This is another in a series of posts about the working materials of cartoonist Leonard Starr.  These materials were donated to the Billy Ireland Cartoon Library and Museum in Columbus Ohio where they will be available for viewing by the public.


Leonard Starr drew and inked over 30,000 pictures for his comic strip, On Stage.  How did he create distinctive faces for hundreds of different characters, and then keep those faces consistent and recognizable from different angles with different facial expressions over many years?

That was one of the unique challenges of a syndicated comic strip– no other art form in history imposed such a requirement.  

Starr would begin by identifying a person with a particular “look.”  He’d then take about half a dozen photographs of their face from different angles and use those photographs as reference for future drawings.

Young actors on the NY theatre scene were usually desperate for a little modeling money.  Here is Starr’s photo of acting student Larry Hagman who later became famous starring in the sitcom I Dream of Jeannie and as J.R. Ewing in the TV series Dallas.
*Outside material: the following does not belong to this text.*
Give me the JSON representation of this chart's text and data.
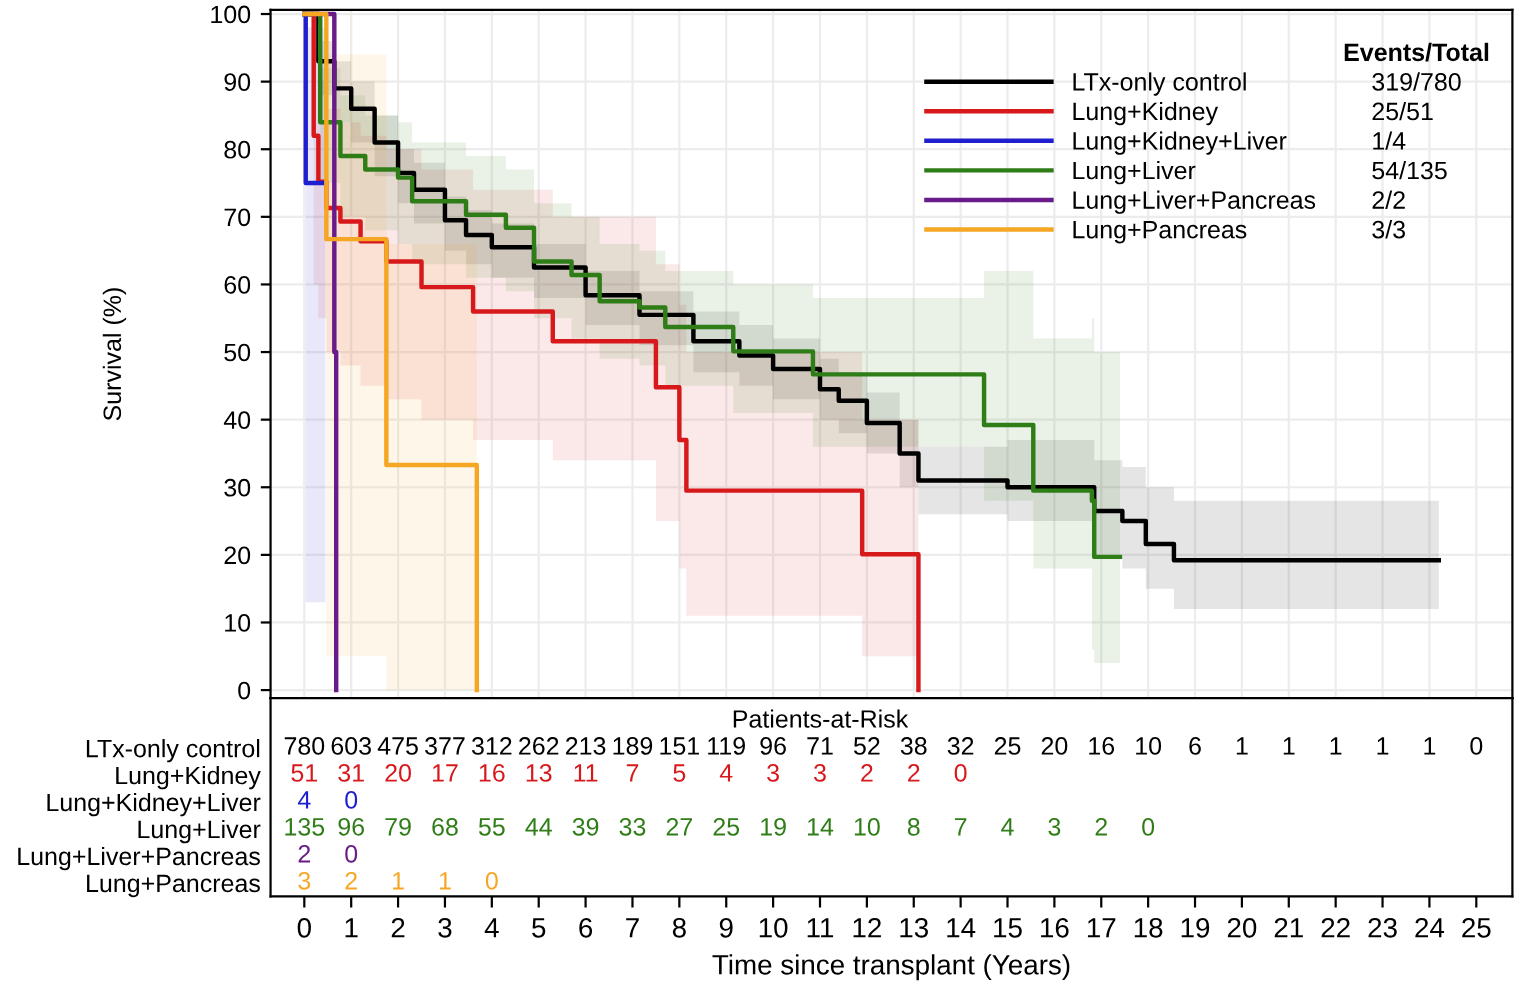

Hagman became Starr’s character Jed Potter:

The following are Starr’s photos of actor George Lindsey, who became famous as the character Goober Pyle on the Andy Griffith show.  Starr took eight photographs with different angles and expressions, which he used as the starting point for his character, Claude Harper:

If Starr knew that the plot would eventually involve a difficult scene
such as a fight, he’d take a photo with mussed up hair 


Once he had the basic features– for example, a profile, or a distinctive nose or unusual chin, he could improvise how they’d look in different positions.  For example, he could take this profile… 

…and mentally rotate it in the opposite direction:

He could also predict how shadows would fall on such a face.

But in order to keep his characters recognizable, he maintained files of his key drawings and revisited his past solutions for continuity:

For example, having mastered the shadows on the character, his clipping file would keep that lesson at hand should the character ever re-appear:


Over several years, Starr developed quite an extensive working file of his drawings, organized from every possible angle.  You can tell from the numerous pushpin holes that he got a lot of practical use from them.  

Mary Perkins right profile
Mary Perkins left profile
Mary Perkins right profile from behind

If he was happy with a particular drawing, he’d also file that away for future reference.  He kept files of his past clinches, semi-clinches, people using the phone, etc. 

If your job requires you to draw 30,000+ drawings, it makes sense to keep track of your best examples to save you from needlessly re-inventing past work while at the same time protecting yourself from slipping into formulaic approaches. 

Classic comic book artists such as Jack Kirby, Wally Wood or Wayne Boring often employed a standard template for basic male or female faces.  They’d vary only a hair style or add props such as glasses. But Starr, along with Stan Drake and similar “soap opera” comic strip artists of the 1950s and 60s embraced some of the broader artistic challenges of a continuity strip.   The materials that you see here demonstrate how Starr handled the “business” side of his strip behind the scenes.